Para realizar isto, num império carente de tudo, de qualquer pessoa qualificada (na Rússia não existiam universidades nem boas escolas, e, segundo um viajante, só quatro sabiam latim), o czar deveria enfeixar tudo. Como o próprio Pedro admitiu, “tinha que empunhar na mão direita a espada e a pena”. Leibniz, como um precursor da moderna tecnocracia, concebeu um estado funcionado como uma grande máquina (Staat als Maschine), controlado pelo que os russo chamavam de bogoborets, aquele que é tão poderoso que chega a desafiar os deuses.
Pedro não se fez de rogado, imbuído da missão civilizadora, não houve instrumento coercitivo que ele não lançasse mão para ocidentalizar a Rússia: do chicote ao enforcamento. Viu-se como Pigmaleão, o lendário rei-escultor, que de escapelo na mão, procurou dar forma e vida à dura pedra do primitivismo que o cercava. Foi por essa razão que Arnold Toynbee, o classificou entre os que ele denominava de hommo occidentalis mechanicus neobarbarus, isto é, um modernizador que para ocidentalizar emprega métodos bárbaros. Vários historiadores russos por sua vez, como Eugeny Anisimov, consideram-no, a Pedro, o principal antecessor de Stalin, um dos precursores do totalitarismo moderno, obcecado por arrancar a Rússia do seu primitivismo a golpes de knute, o rebenque tártaro, e a fuzilamentos sumários, tendo este último, Karl Marx como o seu inspirador mor ao invés do outro alemão que foi Leibniz. Este filósofo, entrementes, fez fama por aqueles lados como o Sólon dos russos, o grande sábio que traçava as coordenadas que indicavam o caminho da civilização.

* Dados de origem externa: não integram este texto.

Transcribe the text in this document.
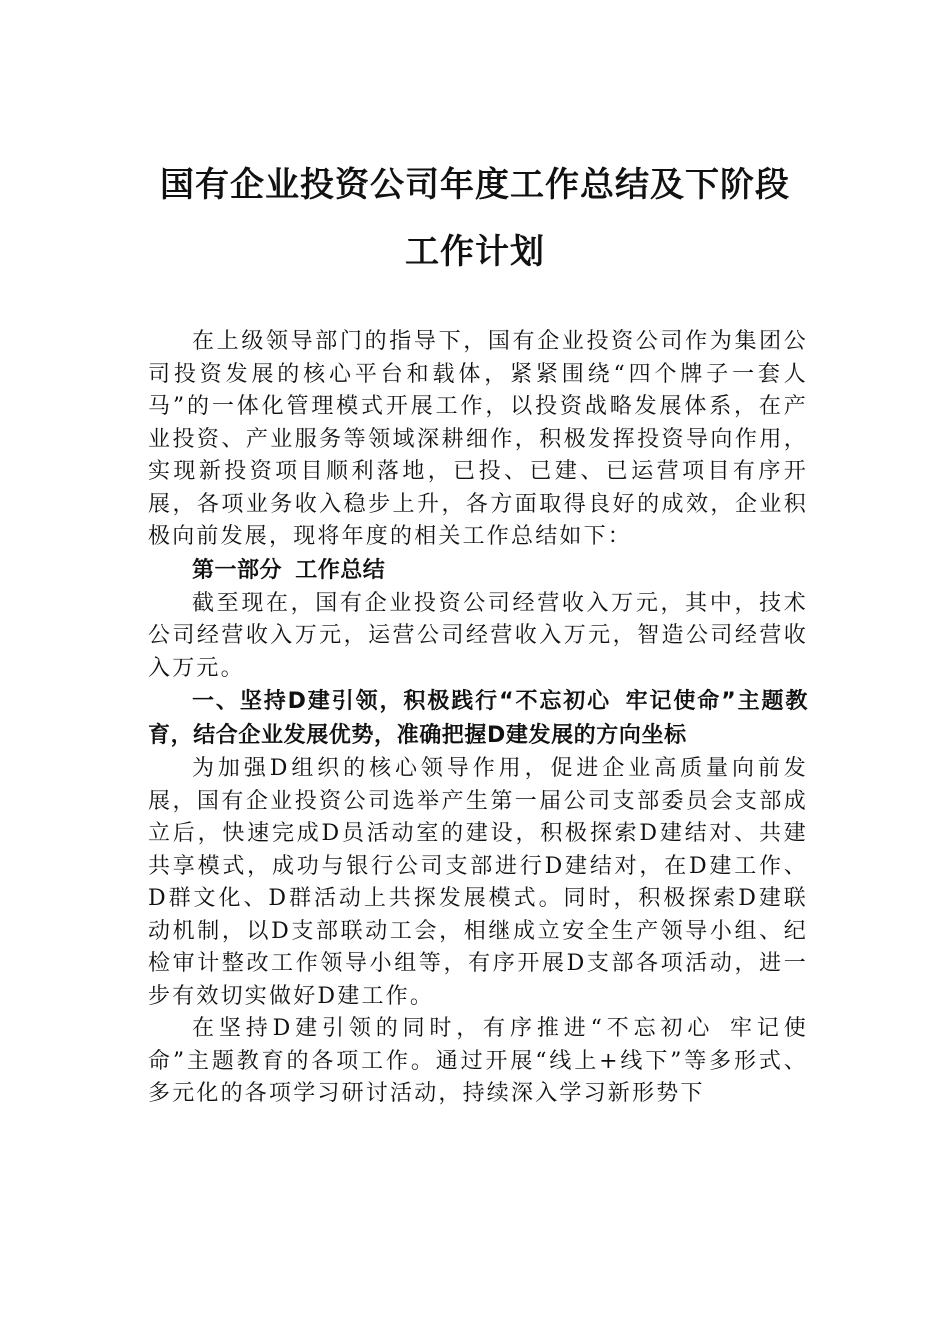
国有企业投资公司年度工作总结及下阶段
工作计划

在上级领导部门的指导下，国有企业投资公司作为集团公司投资发展的核心平台和载体，紧紧围绕“四个牌子一套人马”的一体化管理模式开展工作，以投资战略发展体系，在产业投资、产业服务等领域深耕细作，积极发挥投资导向作用，实现新投资项目顺利落地，已投、已建、已运营项目有序开展，各项业务收入稳步上升，各方面取得良好的成效，企业积极向前发展，现将年度的相关工作总结如下：

第一部分 工作总结

截至现在，国有企业投资公司经营收入万元，其中，技术公司经营收入万元，运营公司经营收入万元，智造公司经营收入万元。

一、坚持D建引领，积极践行“不忘初心 牢记使命”主题教育，结合企业发展优势，准确把握D建发展的方向坐标

为加强D组织的核心领导作用，促进企业高质量向前发展，国有企业投资公司选举产生第一届公司支部委员会支部成立后，快速完成D员活动室的建设，积极探索D建结对、共建共享模式，成功与银行公司支部进行D建结对，在D建工作、D群文化、D群活动上共探发展模式。同时，积极探索D建联动机制，以D支部联动工会，相继成立安全生产领导小组、纪检审计整改工作领导小组等，有序开展D支部各项活动，进一步有效切实做好D建工作。

在坚持D建引领的同时，有序推进“不忘初心 牢记使命”主题教育的各项工作。通过开展“线上+线下”等多形式、多元化的各项学习研讨活动，持续深入学习新形势下
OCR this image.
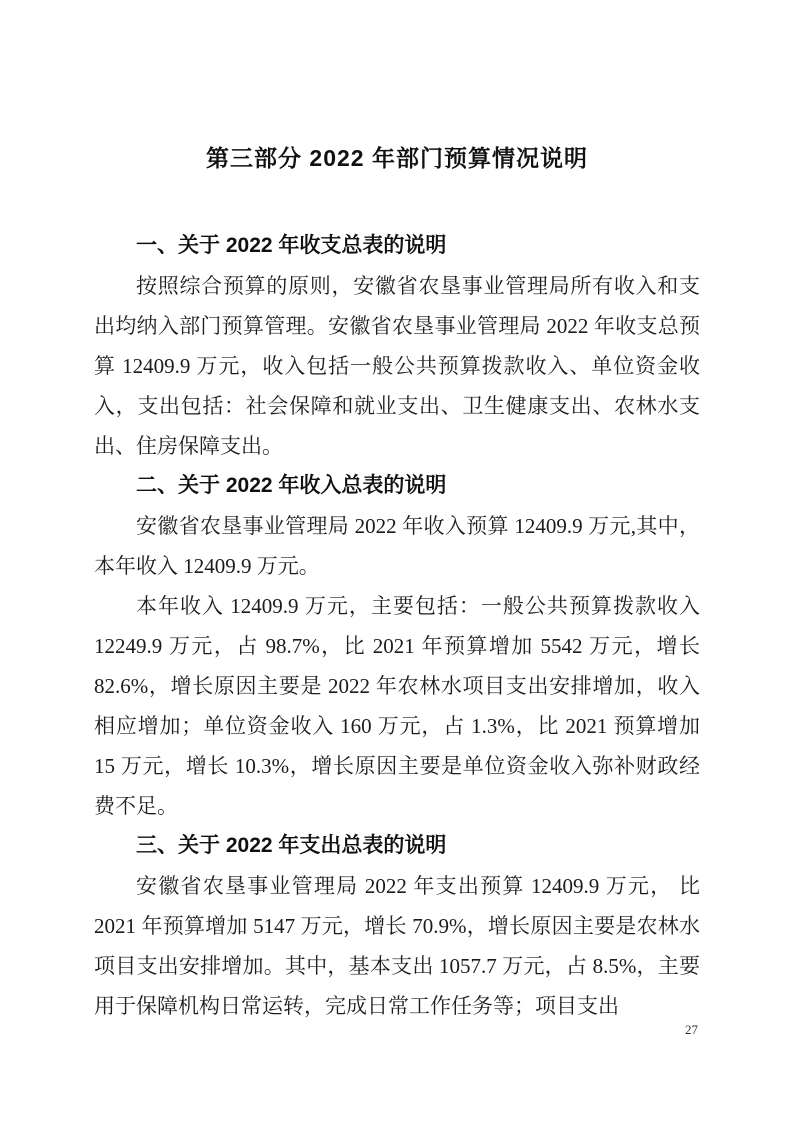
第三部分 2022 年部门预算情况说明
一、关于 2022 年收支总表的说明

按照综合预算的原则，安徽省农垦事业管理局所有收入和支出均纳入部门预算管理。安徽省农垦事业管理局 2022 年收支总预算 12409.9 万元，收入包括一般公共预算拨款收入、单位资金收入，支出包括：社会保障和就业支出、卫生健康支出、农林水支出、住房保障支出。

二、关于 2022 年收入总表的说明

安徽省农垦事业管理局 2022 年收入预算 12409.9 万元,其中，本年收入 12409.9 万元。

本年收入 12409.9 万元，主要包括：一般公共预算拨款收入 12249.9 万元，占 98.7%，比 2021 年预算增加 5542 万元，增长 82.6%，增长原因主要是 2022 年农林水项目支出安排增加，收入相应增加；单位资金收入 160 万元，占 1.3%，比 2021 预算增加 15 万元，增长 10.3%，增长原因主要是单位资金收入弥补财政经费不足。

三、关于 2022 年支出总表的说明

安徽省农垦事业管理局 2022 年支出预算 12409.9 万元， 比 2021 年预算增加 5147 万元，增长 70.9%，增长原因主要是农林水项目支出安排增加。其中，基本支出 1057.7 万元，占 8.5%，主要用于保障机构日常运转，完成日常工作任务等；项目支出

27
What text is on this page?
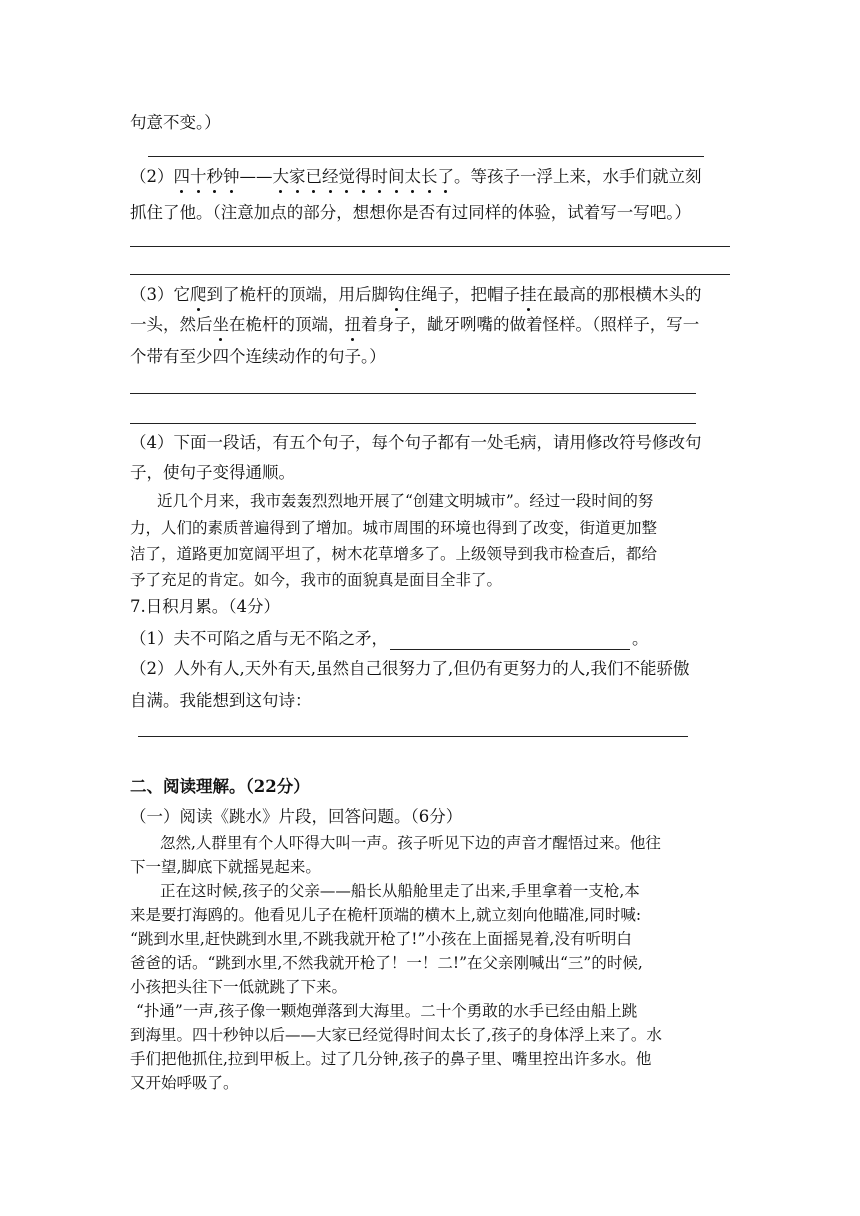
句意不变。）
（2）四十秒钟——大家已经觉得时间太长了。等孩子一浮上来，水手们就立刻
抓住了他。（注意加点的部分，想想你是否有过同样的体验，试着写一写吧。）
（3）它爬到了桅杆的顶端，用后脚钩住绳子，把帽子挂在最高的那根横木头的
一头，然后坐在桅杆的顶端，扭着身子，龇牙咧嘴的做着怪样。（照样子，写一
个带有至少四个连续动作的句子。）
（4）下面一段话，有五个句子，每个句子都有一处毛病，请用修改符号修改句
子，使句子变得通顺。
近几个月来，我市轰轰烈烈地开展了“创建文明城市”。经过一段时间的努
力，人们的素质普遍得到了增加。城市周围的环境也得到了改变，街道更加整
洁了，道路更加宽阔平坦了，树木花草增多了。上级领导到我市检查后，都给
予了充足的肯定。如今，我市的面貌真是面目全非了。
7.日积月累。（4分）
（1）夫不可陷之盾与无不陷之矛，	。
（2）人外有人,天外有天,虽然自己很努力了,但仍有更努力的人,我们不能骄傲
自满。我能想到这句诗：
二、阅读理解。（22分）
（一）阅读《跳水》片段，回答问题。（6分）
忽然,人群里有个人吓得大叫一声。孩子听见下边的声音才醒悟过来。他往
下一望,脚底下就摇晃起来。
正在这时候,孩子的父亲——船长从船舱里走了出来,手里拿着一支枪,本
来是要打海鸥的。他看见儿子在桅杆顶端的横木上,就立刻向他瞄准,同时喊:
“跳到水里,赶快跳到水里,不跳我就开枪了!”小孩在上面摇晃着,没有听明白
爸爸的话。“跳到水里,不然我就开枪了！一！二!”在父亲刚喊出“三”的时候,
小孩把头往下一低就跳了下来。
“扑通”一声,孩子像一颗炮弹落到大海里。二十个勇敢的水手已经由船上跳
到海里。四十秒钟以后——大家已经觉得时间太长了,孩子的身体浮上来了。水
手们把他抓住,拉到甲板上。过了几分钟,孩子的鼻子里、嘴里控出许多水。他
又开始呼吸了。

De alguma forma ele , celebre por seu otimismo filosófico, sentiu-se consagrado, dizendo a um seu corresponde , um tanto antes de morrer em 1716, em Hanover mesmo, que “ enquanto eu tentava tirar proveito das coisas tudo andava mal. Desde que eu fiz do céu a minha pátria e tive gente bem intencionada como os meus concidadãos, terminei saindo-me bem melhor entre os russos do que entre os alemães ou entre os outros europeus.”


Fontes:
- Andreas Förster e Christine Titel – Reformen für Russland – Leibniz und Peter I. (DAMU, Berlim, 1998)
- Lindsey Hughes – Russia in the age of Peter the Great (Yale University Press – Londres)
- Manfred von Boetticher – Reformen für Russland – Leibniz und Peter I. und der Transformationprozess der Gegenwart.